Tuesday 3 February 2015

Book Review - The Happy Warrior

To all intents and purposes The Happy Warrior can be regarded as a graphic biography. It tells the life story of Sir Winston Churchill from birth until 1955. He died in 1965.


A full-colour page was printed on the back cover of the Eagle comic each week from 4 October 1957 up to 6 September 1958. The text was by Clifford Makins and the artwork was by Frank Bellamy.

This slim book collects the full story as published, all 62 pages of it, though it has been slightly reduced in size from the original comic dimensions. I was pleased to get hold of a copy as it has been out of print for many years; reprinted 2014.

To accompany the graphics there is an introduction about the Eagle and its place in British culture, plus a 5-page commentary by Richard M. Langworth, CBE, who sketches in several historical points that were not included in the graphic narrative.

What is remarkable is the amount of detail and information Makins does include in what is, essentially, a war story – Churchill fighting in Cuba, Omdurman, South Africa and of course his tenure as war-time Premier. 

Churchill was not unstinting in ensuring that it was his allies, but most especially his countrymen who deserved the thanks for delivering Great Britain from defeat:

‘This will was resolute and remorseless, and as it proved, unconquerable. It fell to me to express it, and if I found the right words you must remember that I have always earned my living by my pen and by my tongue. It was a nation and race dwelling all round the globe that hade the lion heart. I had the luck to be called upon to give the roar. I also hope that I sometimes suggested to the lion the right places to use his claws.’

The title ‘The Happy Warrior’ is taken from William Wordsworth’s poem of 1806. And of course Churchill was not strictly a man of war, though that seems to be the impression.
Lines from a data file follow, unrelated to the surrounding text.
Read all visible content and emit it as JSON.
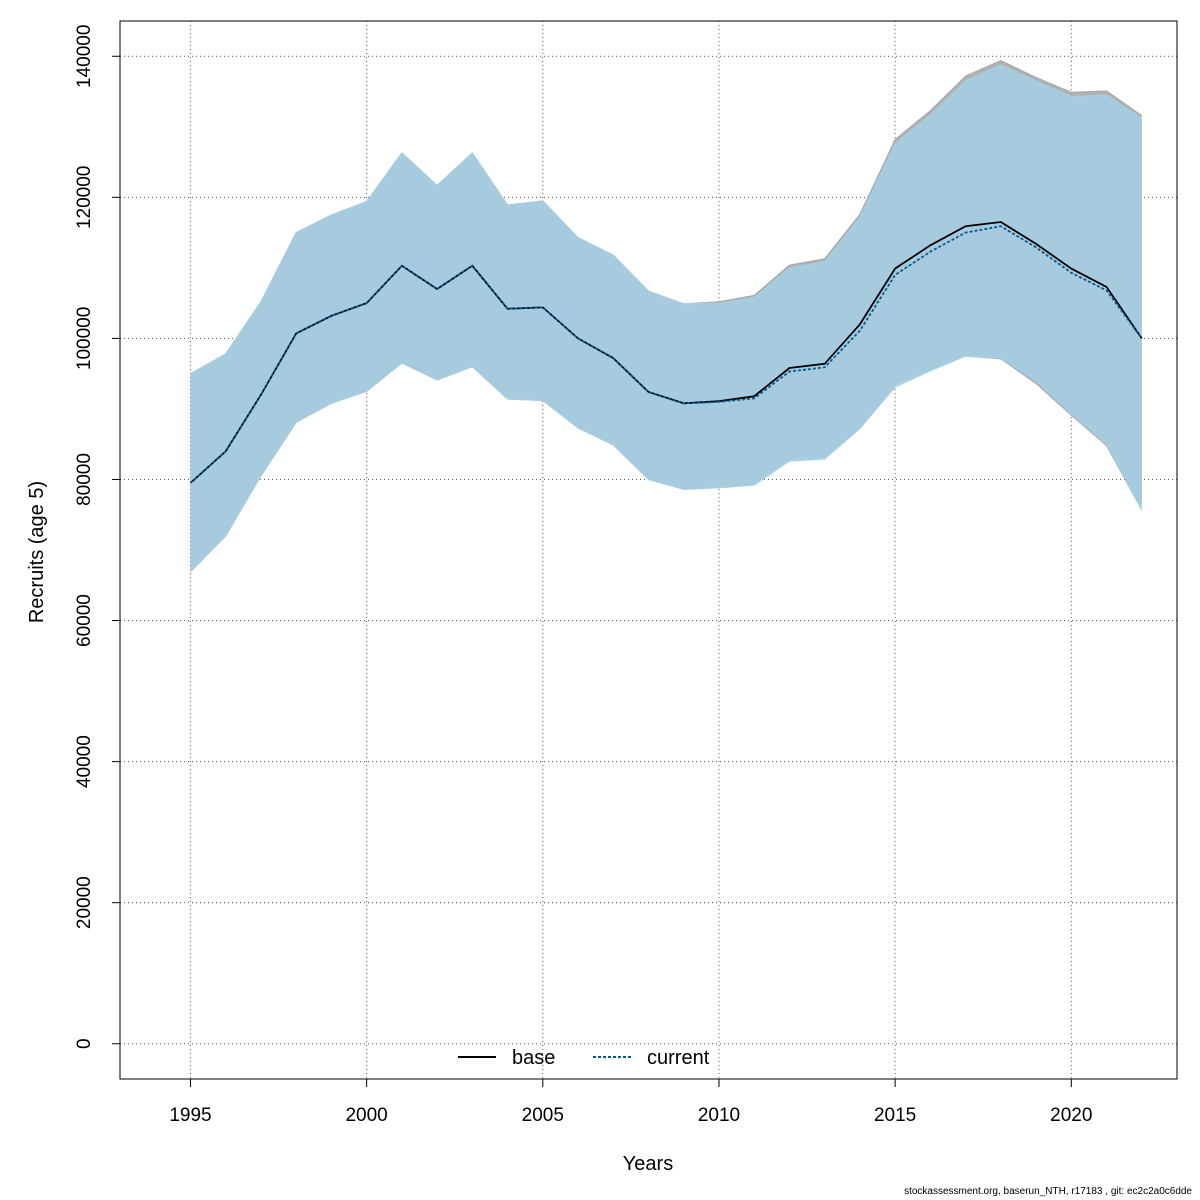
{
  "chart_data": {
    "type": "area",
    "xlabel": "Years",
    "ylabel": "Recruits (age 5)",
    "xlim": [
      1993,
      2023
    ],
    "ylim": [
      -5000,
      145000
    ],
    "x_ticks": [
      1995,
      2000,
      2005,
      2010,
      2015,
      2020
    ],
    "y_ticks": [
      0,
      20000,
      40000,
      60000,
      80000,
      100000,
      120000,
      140000
    ],
    "grid": true,
    "legend_position": "bottom-center",
    "x": [
      1995,
      1996,
      1997,
      1998,
      1999,
      2000,
      2001,
      2002,
      2003,
      2004,
      2005,
      2006,
      2007,
      2008,
      2009,
      2010,
      2011,
      2012,
      2013,
      2014,
      2015,
      2016,
      2017,
      2018,
      2019,
      2020,
      2021,
      2022
    ],
    "series": [
      {
        "name": "base",
        "line_color": "#000000",
        "line_style": "solid",
        "band_color": "#a8a8a8",
        "values": [
          79500,
          84000,
          92000,
          100700,
          103200,
          105000,
          110300,
          107000,
          110300,
          104200,
          104400,
          100000,
          97200,
          92400,
          90800,
          91100,
          91800,
          95800,
          96400,
          102000,
          109900,
          113200,
          115900,
          116500,
          113400,
          109900,
          107300,
          100000
        ],
        "lower": [
          66900,
          72000,
          80500,
          88100,
          90800,
          92500,
          96500,
          94100,
          96000,
          91400,
          91200,
          87300,
          84900,
          80000,
          78600,
          78900,
          79300,
          82900,
          83100,
          87400,
          93500,
          95600,
          97500,
          97100,
          93600,
          89100,
          84800,
          75700
        ],
        "upper": [
          95000,
          97800,
          105200,
          115000,
          117500,
          119400,
          126300,
          121700,
          126300,
          118900,
          119500,
          114300,
          111800,
          106700,
          104900,
          105200,
          106100,
          110400,
          111300,
          117600,
          128200,
          132300,
          137200,
          139400,
          137000,
          134900,
          135100,
          131600
        ]
      },
      {
        "name": "current",
        "line_color": "#045a8d",
        "line_style": "dotted",
        "band_color": "#a6cee3",
        "values": [
          79500,
          84000,
          92000,
          100700,
          103200,
          105000,
          110300,
          107000,
          110300,
          104200,
          104400,
          100000,
          97200,
          92400,
          90800,
          91000,
          91500,
          95300,
          95900,
          101100,
          109000,
          112300,
          115000,
          115900,
          112900,
          109300,
          106800,
          100000
        ],
        "lower": [
          66900,
          72000,
          80500,
          88100,
          90800,
          92500,
          96500,
          94100,
          96000,
          91400,
          91200,
          87300,
          84900,
          80000,
          78600,
          78800,
          79200,
          82600,
          82900,
          87200,
          93100,
          95400,
          97500,
          97200,
          93900,
          89300,
          85000,
          75700
        ],
        "upper": [
          95000,
          97800,
          105200,
          115000,
          117500,
          119400,
          126300,
          121700,
          126300,
          118900,
          119500,
          114300,
          111800,
          106700,
          104900,
          105000,
          105800,
          110000,
          110900,
          117200,
          127600,
          131700,
          136500,
          138800,
          136500,
          134300,
          134500,
          131200
        ]
      }
    ]
  },
  "footer": "stockassessment.org, baserun_NTH, r17183 , git: ec2c2a0c6dde"
}
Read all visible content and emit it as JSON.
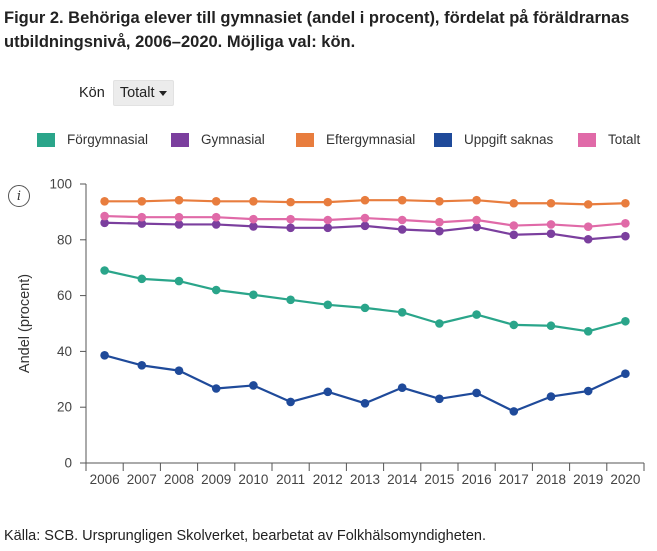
{
  "title": "Figur 2. Behöriga elever till gymnasiet (andel i procent), fördelat på föräldrarnas utbildningsnivå, 2006–2020. Möjliga val: kön.",
  "filter": {
    "label": "Kön",
    "selected": "Totalt"
  },
  "info_icon": "info-icon",
  "info_glyph": "i",
  "source": "Källa: SCB. Ursprungligen Skolverket, bearbetat av Folkhälsomyndigheten.",
  "chart_data": {
    "type": "line",
    "ylabel": "Andel (procent)",
    "xlabel": "",
    "ylim": [
      0,
      100
    ],
    "yticks": [
      0,
      20,
      40,
      60,
      80,
      100
    ],
    "grid": false,
    "legend_position": "top",
    "x": [
      "2006",
      "2007",
      "2008",
      "2009",
      "2010",
      "2011",
      "2012",
      "2013",
      "2014",
      "2015",
      "2016",
      "2017",
      "2018",
      "2019",
      "2020"
    ],
    "series": [
      {
        "name": "Förgymnasial",
        "color": "#2aa58a",
        "values": [
          69,
          66,
          65.2,
          62,
          60.3,
          58.5,
          56.7,
          55.6,
          54,
          50,
          53.2,
          49.5,
          49.2,
          47.2,
          50.8
        ]
      },
      {
        "name": "Gymnasial",
        "color": "#7b3f9e",
        "values": [
          86.1,
          85.8,
          85.5,
          85.5,
          84.8,
          84.3,
          84.3,
          85,
          83.7,
          83.1,
          84.6,
          81.8,
          82.2,
          80.2,
          81.3
        ]
      },
      {
        "name": "Eftergymnasial",
        "color": "#e87d3e",
        "values": [
          93.8,
          93.8,
          94.2,
          93.8,
          93.8,
          93.5,
          93.5,
          94.2,
          94.2,
          93.8,
          94.2,
          93.1,
          93.1,
          92.7,
          93.1
        ]
      },
      {
        "name": "Uppgift saknas",
        "color": "#1f4a9a",
        "values": [
          38.6,
          35,
          33.1,
          26.7,
          27.8,
          21.9,
          25.5,
          21.4,
          27,
          23,
          25.1,
          18.5,
          23.8,
          25.8,
          32
        ]
      },
      {
        "name": "Totalt",
        "color": "#e06aa8",
        "values": [
          88.5,
          88.1,
          88.1,
          88.1,
          87.4,
          87.4,
          87.1,
          87.8,
          87.1,
          86.3,
          87.1,
          85.1,
          85.5,
          84.7,
          85.9
        ]
      }
    ]
  }
}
He said, ‘Much as war attracts me and fascinates my mind with its tremendous situations – I feel more deeply every year – and can measure the feeling here in the midst of arms – what vile and wicked folly and barbarism it all is.’
 
Frank Bellamy was born in 1917 and died too soon, in 1976, aged 59. Besides the superb artwork of Churchill’s story, he illustrated The Shepherd King (the Story of King David, 1958-59), Fraser of Africa (1960-61), Heros the Spartan (1962-63) and many Dane Dare, Pilot of the Future episodes, all for Eagle (1959-60), before moving on to other projects, notably the black-and-white Garth newspaper strip for the Daily Mirror (1971-76).
 
Clifford Makins was born in 1924 and died in 1990. He wrote a number of comic strips with Frank Bellamy, was deputy editor of Eagle and took over editorship and finally left to become sports editor of the Observer. He co-wrote a cricket murder mystery Testkill with Ted Dexter (1976).